I've  previously written about a BBC documentary called "The Power of Nightmares," but I want to mention it again because it repeatedly seems relevant. The following are the opening words the documentary :

In the past, the power of politicians promised to create a better world. They had different ways of achieving this, but their power and authority came from the optimistic visions they offered their people . . . Politicians were seen simply as managers of public life. But now they have discovered a new role that restores their apparent authority. Instead of delivering dreams, politicians now promise to protect us . . . from nightmares.
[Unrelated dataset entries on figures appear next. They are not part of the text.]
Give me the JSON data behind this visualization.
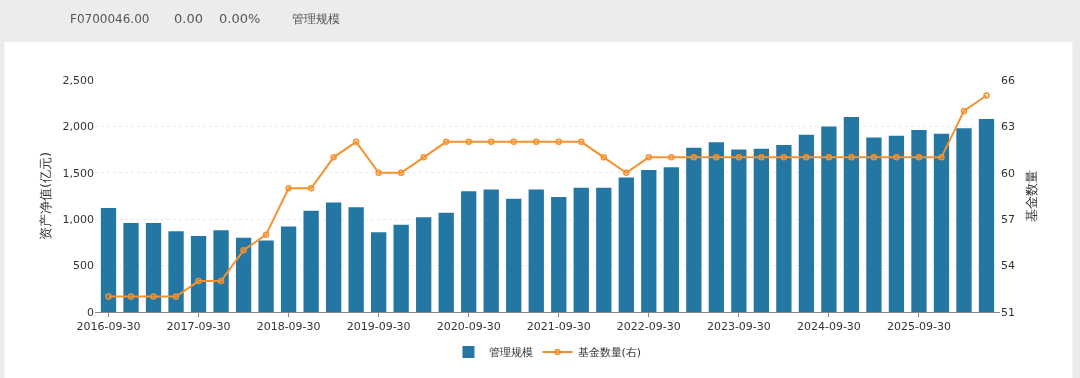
{
  "chart_data": {
    "type": "bar",
    "annotations": [
      "F0700046.00",
      "0.00",
      "0.00%",
      "管理规模"
    ],
    "ylabel": "资产净值(亿元)",
    "y2label": "基金数量",
    "categories": [
      "2016-09-30",
      null,
      null,
      null,
      "2017-09-30",
      null,
      null,
      null,
      "2018-09-30",
      null,
      null,
      null,
      "2019-09-30",
      null,
      null,
      null,
      "2020-09-30",
      null,
      null,
      null,
      "2021-09-30",
      null,
      null,
      null,
      "2022-09-30",
      null,
      null,
      null,
      "2023-09-30",
      null,
      null,
      null,
      "2024-09-30",
      null,
      null,
      null,
      "2025-09-30",
      null,
      null,
      null
    ],
    "series": [
      {
        "name": "管理规模",
        "color": "#2477a3",
        "values": [
          1120,
          960,
          960,
          870,
          820,
          880,
          800,
          770,
          920,
          1090,
          1180,
          1130,
          860,
          940,
          1020,
          1070,
          1300,
          1320,
          1220,
          1320,
          1240,
          1340,
          1340,
          1450,
          1530,
          1560,
          1770,
          1830,
          1750,
          1760,
          1800,
          1910,
          2000,
          2100,
          1880,
          1900,
          1960,
          1920,
          1980,
          2080
        ]
      },
      {
        "name": "基金数量(右)",
        "type": "line",
        "axis": "y2",
        "color": "#f5922f",
        "marker": "circle",
        "values": [
          52,
          52,
          52,
          52,
          53,
          53,
          55,
          56,
          59,
          59,
          61,
          62,
          60,
          60,
          61,
          62,
          62,
          62,
          62,
          62,
          62,
          62,
          61,
          60,
          61,
          61,
          61,
          61,
          61,
          61,
          61,
          61,
          61,
          61,
          61,
          61,
          61,
          61,
          64,
          65
        ]
      }
    ],
    "ylim": [
      0,
      2500
    ],
    "yticks": [
      0,
      {
        "value": 500,
        "label": "500"
      },
      {
        "value": 1000,
        "label": "1,000"
      },
      {
        "value": 1500,
        "label": "1,500"
      },
      {
        "value": 2000,
        "label": "2,000"
      },
      {
        "value": 2500,
        "label": "2,500"
      }
    ],
    "y2lim": [
      51,
      66
    ],
    "y2ticks": [
      51,
      54,
      57,
      60,
      63,
      66
    ],
    "grid": "y",
    "legend": "bottom"
  }
}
While reading the following passage from The Happiness Hypothesis (written by Jonathan Haidt), I was reminded of the "The Power of Nightmares":
When the moral history of the 1990s is written, it might be titled desperately seeking Satan. With peace and harmony ascendant, Americans seemed to be searching for substitute villains. We tried drug dealers (but then the crack epidemic waned) and a child abductors (who are usually one of the parents). The cultural right vilified homosexuals; the left vilified racists and homophobes. As I thought about these various villains, including the older villains of Communism and Satan himself, I realized that most of them share three properties: they are invisible (you can’t identify the evil one from appearance alone) their evil spreads by contagion, making it vital to protect impressionable young people from infection (for example from communist ideas, homosexual teachers, were stereotypes on television); and the villains can be defeated only if we all pull together as a team. It became clear to me that people want to believe they are on a mission from God, or that they are fighting for some secular good (animals, fetuses, women’s rights), and you can’t have much of a mission without good allies and a good enemy.